Judge: Patten LJ and Hamblen LJ
Citation:  EWCA Civ 1376
In circumstances where it had been entered into pre-issue, when the identity of the defendants was unclear, the fact that a CFA referred to the wrong defendant did not prevent the claimant from being liable for the costs of work done against the correct defendant.
A prisoner with a medical condition brought a claim for personal injuries arising out of negligent failure to diagnose his condition. He entered into a CFA with his solicitors prior to the 1st April 2013. Proceedings were issued against the Ministry of Defence, the Community NHS Trust and a mental health foundation. There was some uncertainty as to which body was responsible for the prisoner’s healthcare. The CFA was in the Law Society standard form and was expressed to cover “all work conducted on your behalf following your instructions… regarding your claim against Home Office for damages for personal injury…”. The Community NHS Trust ultimately accepted liability and the claim was settled. On assessment, the Costs Judge held that no costs were recoverable by the prisoner, as the CFA was limited to a claim against the Home Office and did not cover a claim against the Trust. That decision was upheld at County Court level.

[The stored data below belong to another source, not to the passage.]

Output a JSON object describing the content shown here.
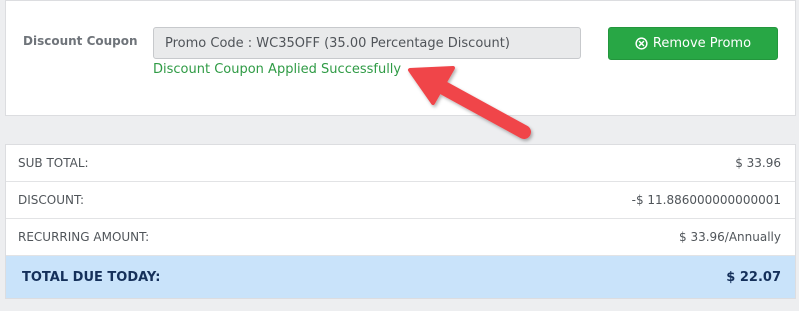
{
  "coupon": {
    "label": "Discount Coupon",
    "promo_value": "Promo Code : WC35OFF (35.00 Percentage Discount)",
    "success_message": "Discount Coupon Applied Successfully",
    "remove_button_label": "Remove Promo",
    "remove_icon": "circle-x-icon"
  },
  "annotation": {
    "arrow_color": "#f0454a",
    "arrow_icon": "pointer-arrow-icon"
  },
  "totals": {
    "rows": [
      {
        "label": "SUB TOTAL:",
        "value": "$ 33.96"
      },
      {
        "label": "DISCOUNT:",
        "value": "-$ 11.886000000000001"
      },
      {
        "label": "RECURRING AMOUNT:",
        "value": "$ 33.96/Annually"
      }
    ],
    "total_label": "TOTAL DUE TODAY:",
    "total_value": "$ 22.07"
  },
  "colors": {
    "accent_green": "#28a745",
    "success_text": "#2f9b45",
    "total_bg": "#c9e3fa",
    "total_text": "#15305a"
  }
}
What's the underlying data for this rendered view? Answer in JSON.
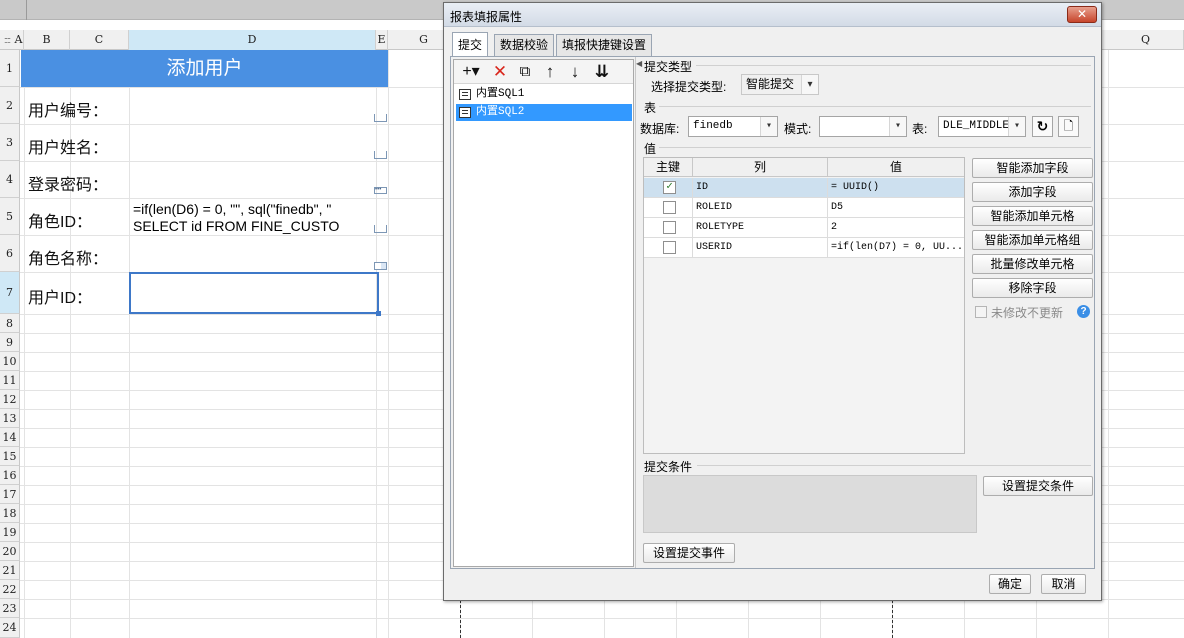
{
  "sheet": {
    "corner": "::::",
    "columns": [
      "A",
      "B",
      "C",
      "D",
      "E",
      "G",
      "Q"
    ],
    "rows": [
      "1",
      "2",
      "3",
      "4",
      "5",
      "6",
      "7",
      "8",
      "9",
      "10",
      "11",
      "12",
      "13",
      "14",
      "15",
      "16",
      "17",
      "18",
      "19",
      "20",
      "21",
      "22",
      "23",
      "24"
    ],
    "title": "添加用户",
    "labels": [
      "用户编号：",
      "用户姓名：",
      "登录密码：",
      "角色ID：",
      "角色名称：",
      "用户ID："
    ],
    "formula_line1": "=if(len(D6) = 0, \"\", sql(\"finedb\", \"",
    "formula_line2": "SELECT id FROM  FINE_CUSTO",
    "widget_dots": "•••"
  },
  "dialog": {
    "title": "报表填报属性",
    "close": "✕",
    "tabs": [
      "提交",
      "数据校验",
      "填报快捷键设置"
    ],
    "toolbar_icons": [
      "add-icon",
      "delete-icon",
      "copy-icon",
      "move-up-icon",
      "move-down-icon",
      "move-bottom-icon"
    ],
    "toolbar_glyphs": [
      "+▾",
      "✕",
      "⧉",
      "↑",
      "↓",
      "⇊"
    ],
    "collapse": "◀",
    "sql_items": [
      "内置SQL1",
      "内置SQL2"
    ],
    "submit_type": {
      "section": "提交类型",
      "label": "选择提交类型:",
      "value": "智能提交"
    },
    "table_section": {
      "section": "表",
      "db_label": "数据库:",
      "db_value": "finedb",
      "schema_label": "模式:",
      "schema_value": "",
      "table_label": "表:",
      "table_value": "DLE_MIDDLE",
      "refresh": "↻",
      "preview": "🗋"
    },
    "values_section": {
      "section": "值",
      "headers": [
        "主键",
        "列",
        "值"
      ],
      "rows": [
        {
          "key": "✓",
          "column": "ID",
          "value": "= UUID()"
        },
        {
          "key": "",
          "column": "ROLEID",
          "value": "D5"
        },
        {
          "key": "",
          "column": "ROLETYPE",
          "value": "2"
        },
        {
          "key": "",
          "column": "USERID",
          "value": "=if(len(D7) = 0, UU..."
        }
      ]
    },
    "side_buttons": [
      "智能添加字段",
      "添加字段",
      "智能添加单元格",
      "智能添加单元格组",
      "批量修改单元格",
      "移除字段"
    ],
    "unmodified_label": "未修改不更新",
    "help": "?",
    "condition": {
      "section": "提交条件",
      "button": "设置提交条件"
    },
    "event_button": "设置提交事件",
    "ok": "确定",
    "cancel": "取消"
  },
  "colors": {
    "title_fill": "#4a90e2",
    "selection": "#3399ff",
    "active_border": "#3e78c8"
  }
}
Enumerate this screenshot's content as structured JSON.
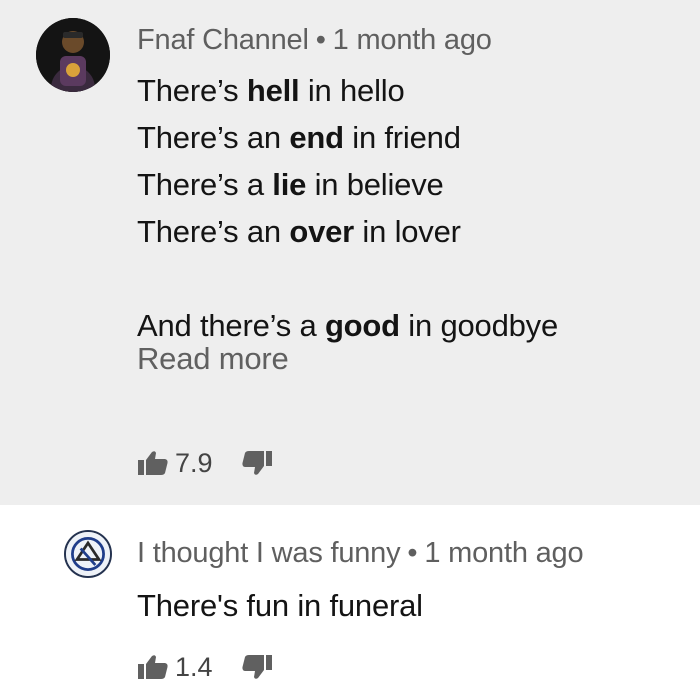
{
  "comments": [
    {
      "author": "Fnaf Channel",
      "separator": "•",
      "time": "1 month ago",
      "lines": [
        {
          "pre": "There’s ",
          "bold": "hell",
          "post": " in hello"
        },
        {
          "pre": "There’s an ",
          "bold": "end",
          "post": " in friend"
        },
        {
          "pre": "There’s a ",
          "bold": "lie",
          "post": " in believe"
        },
        {
          "pre": "There’s an ",
          "bold": "over",
          "post": " in lover"
        },
        {
          "pre": "And there’s a ",
          "bold": "good",
          "post": " in goodbye"
        }
      ],
      "read_more": "Read more",
      "likes": "7.9",
      "avatar_icon": "avatar-character-icon"
    },
    {
      "author": "I thought I was funny",
      "separator": "•",
      "time": "1 month ago",
      "text": "There's fun in funeral",
      "likes": "1.4",
      "avatar_icon": "avatar-logo-icon"
    }
  ],
  "icons": {
    "like": "thumbs-up-icon",
    "dislike": "thumbs-down-icon"
  },
  "colors": {
    "first_comment_bg": "#eeeeee",
    "meta_text": "#5f5f5f",
    "body_text": "#141414"
  }
}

On appeal to the Court of Appeal, it was held that the wording of the CFA did not limit its scope to a claim against the Home Office. The drafting of the CFA was criticised as containing mistakes and because the Home Office had long since ceased to have responsibility for operating prisons, the reference to the Home Office was descriptive of the instructions received, not of the work done. The CFA had been entered into before the proceedings were commenced, when the identity of the correct Defendant was still unclear.